If you want it to fill the space sooner, push the conditions rather than hoping — for daylily 'frans hals' the accelerators are:

Light is almost always the ceiling. The daylily 'frans hals' light requirements page covers exactly how bright a spot it needs to grow at its potential instead of stalling.

When daylily 'frans hals' outgrows the room (or the pot)

"Too big" usually arrives as one of these signs for daylily 'frans hals':

If it is the pot rather than the room, it is a repotting job, not a goodbye — see the daylily 'frans hals' repotting guide. If you want more of this plant instead of a bigger one, the daylily 'frans hals' propagation guide turns prunings into new plants.

Daylily 'Frans Hals' size — frequently asked questions

How big does daylily 'frans hals' get?

Daylily 'Frans Hals' reaches 65-75 cm tall when grown indoors, and far larger where it grows unrestricted (clumps spread 60-80 cm wide). Size here is about width, not height: the plant builds an ever-wider clump or sends out plantlets and runners while staying relatively short.

Is daylily 'frans hals' slow or fast growing?

Daylily 'Frans Hals' is a fast grower. Expect two to four years from a young plant to a room-filling specimen in good light. Daylily 'Frans Hals' stays fairly low but widens over time — it spreads into a bigger clump by offsets, runners or rhizomes rather than shooting upward.

How long does daylily 'frans hals' take to reach full size?

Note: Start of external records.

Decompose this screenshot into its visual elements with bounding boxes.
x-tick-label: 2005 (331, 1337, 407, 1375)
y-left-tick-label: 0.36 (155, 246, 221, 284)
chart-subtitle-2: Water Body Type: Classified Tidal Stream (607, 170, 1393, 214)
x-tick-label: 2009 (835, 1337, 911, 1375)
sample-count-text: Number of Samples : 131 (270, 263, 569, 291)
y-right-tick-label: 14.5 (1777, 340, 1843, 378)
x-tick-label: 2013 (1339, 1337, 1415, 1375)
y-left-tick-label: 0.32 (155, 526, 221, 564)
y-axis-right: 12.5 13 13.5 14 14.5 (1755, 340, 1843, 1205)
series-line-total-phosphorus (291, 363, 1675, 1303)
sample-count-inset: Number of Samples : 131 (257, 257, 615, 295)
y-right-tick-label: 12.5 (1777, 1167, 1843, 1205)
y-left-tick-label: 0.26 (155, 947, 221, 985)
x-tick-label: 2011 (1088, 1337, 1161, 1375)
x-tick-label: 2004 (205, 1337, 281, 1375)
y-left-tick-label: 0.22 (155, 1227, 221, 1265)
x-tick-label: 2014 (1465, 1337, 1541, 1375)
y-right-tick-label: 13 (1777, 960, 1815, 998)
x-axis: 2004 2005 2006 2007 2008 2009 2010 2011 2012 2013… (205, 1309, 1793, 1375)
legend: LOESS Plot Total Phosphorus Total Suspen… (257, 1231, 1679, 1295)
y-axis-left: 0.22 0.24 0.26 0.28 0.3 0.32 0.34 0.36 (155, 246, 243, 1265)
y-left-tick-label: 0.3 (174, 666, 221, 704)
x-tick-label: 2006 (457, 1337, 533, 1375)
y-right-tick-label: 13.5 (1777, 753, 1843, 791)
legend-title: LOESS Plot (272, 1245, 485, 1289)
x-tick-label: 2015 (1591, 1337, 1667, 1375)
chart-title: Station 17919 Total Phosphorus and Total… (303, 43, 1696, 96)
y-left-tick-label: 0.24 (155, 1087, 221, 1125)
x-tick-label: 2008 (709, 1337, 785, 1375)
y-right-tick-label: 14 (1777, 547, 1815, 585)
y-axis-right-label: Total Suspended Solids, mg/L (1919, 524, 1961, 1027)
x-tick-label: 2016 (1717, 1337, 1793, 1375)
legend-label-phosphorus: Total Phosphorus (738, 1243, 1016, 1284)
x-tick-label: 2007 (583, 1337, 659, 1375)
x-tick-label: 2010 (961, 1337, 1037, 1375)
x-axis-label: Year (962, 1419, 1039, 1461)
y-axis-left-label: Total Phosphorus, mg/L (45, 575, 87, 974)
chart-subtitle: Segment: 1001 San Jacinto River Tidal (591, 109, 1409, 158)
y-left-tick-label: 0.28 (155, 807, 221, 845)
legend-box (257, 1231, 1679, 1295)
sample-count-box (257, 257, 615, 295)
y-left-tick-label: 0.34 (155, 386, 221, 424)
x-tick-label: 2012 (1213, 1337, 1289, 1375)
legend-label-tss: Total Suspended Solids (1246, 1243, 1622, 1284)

Roughly two to four years from a young plant to a room-filling specimen in good light. Light, pot size and feeding move that timeline more than anything else.

How do I keep daylily 'frans hals' smaller?

Divide the clump every year or two — splitting daylily 'frans hals' is the main way to control its spread and refresh it. Remove runners, plantlets or offsets as they appear if you want it to stay a single tight clump. Keep it slightly pot-bound; a snug pot naturally limits how wide the clump can get.

How can I make daylily 'frans hals' grow bigger or faster?

Give it a wider pot and let the clump fill it — width is exactly how this plant gets bigger. Good light plus regular feeding maximises offset and runner production. Leave plantlets and offsets attached and feed through the growing season for the fastest spread.